The Department of Justice, Sessions’ subcommittee—the Senate Judiciary Committee’s subcommittee on Immigration and the National Interest—uncovered that the Department of Justice has kept a list showing that 580 individuals have been convicted of terrorism-related activities in the United States between Sept. 11, 2001, and Dec. 31, 2014. The list is presumably longer if the past couple years, from Dec. 31, 2014, to present, were included. Of those 580, Sessions’ subcommittee uncovered, at least 380 such individuals were foreign born—meaning they got into the United States either through illegal immigration or via a U.S. government-allowed legal immigration or visa program or refugee program.

“Using this list, the Subcommittee conducted open-source research and determined that at least 380 of the 580 were foreign-born (71 were confirmed natural-born, and the remaining 129 are not known),” Sessions’ committee uncovered. “Of the 380 foreign-born, at least 24 were initially admitted to the United States as refugees, and at least 33 had overstayed their visas.
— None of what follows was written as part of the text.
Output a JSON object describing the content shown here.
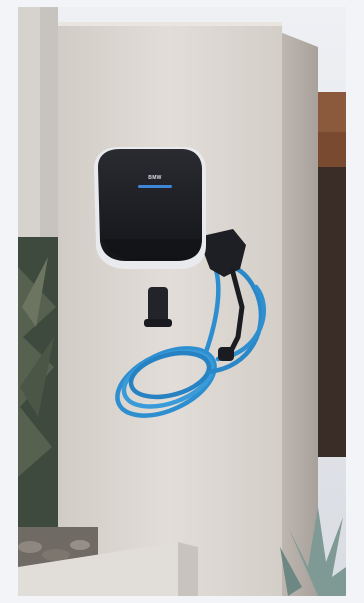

Additionally, of those born abroad, at least 62 were from Pakistan, 28 were from Lebanon, 22 were Palestinian, 21 were from Somalia, 20 were from Yemen, 19 were from Iraq, 16 were from Jordan, 17 were from Egypt, and 10 were from Afghanistan.”

The report from Fox News’ Judson Berger, which broke earlier on Wednesday before Sessions’ subcommittee announcement, summarized the actions of several of these mostly foreign-born terrorists’ activities inside the United States. Berger wrote:

A Seattle man plotting to attack a U.S. military facility. An Atlantic City man using his ‘Revolution Muslim’ site to encourage confrontations with U.S. Jewish leaders ‘at their homes.’ An Iraq refugee arrested in January, accused of traveling to Syria to “take up arms” with terror groups. These are just a few of the hundreds of individuals in the U.S. convicted or implicated in terror-related cases since 9/11 – all included in a newly compiled congressional accounting that gives fresh insight into the true scope of the threat.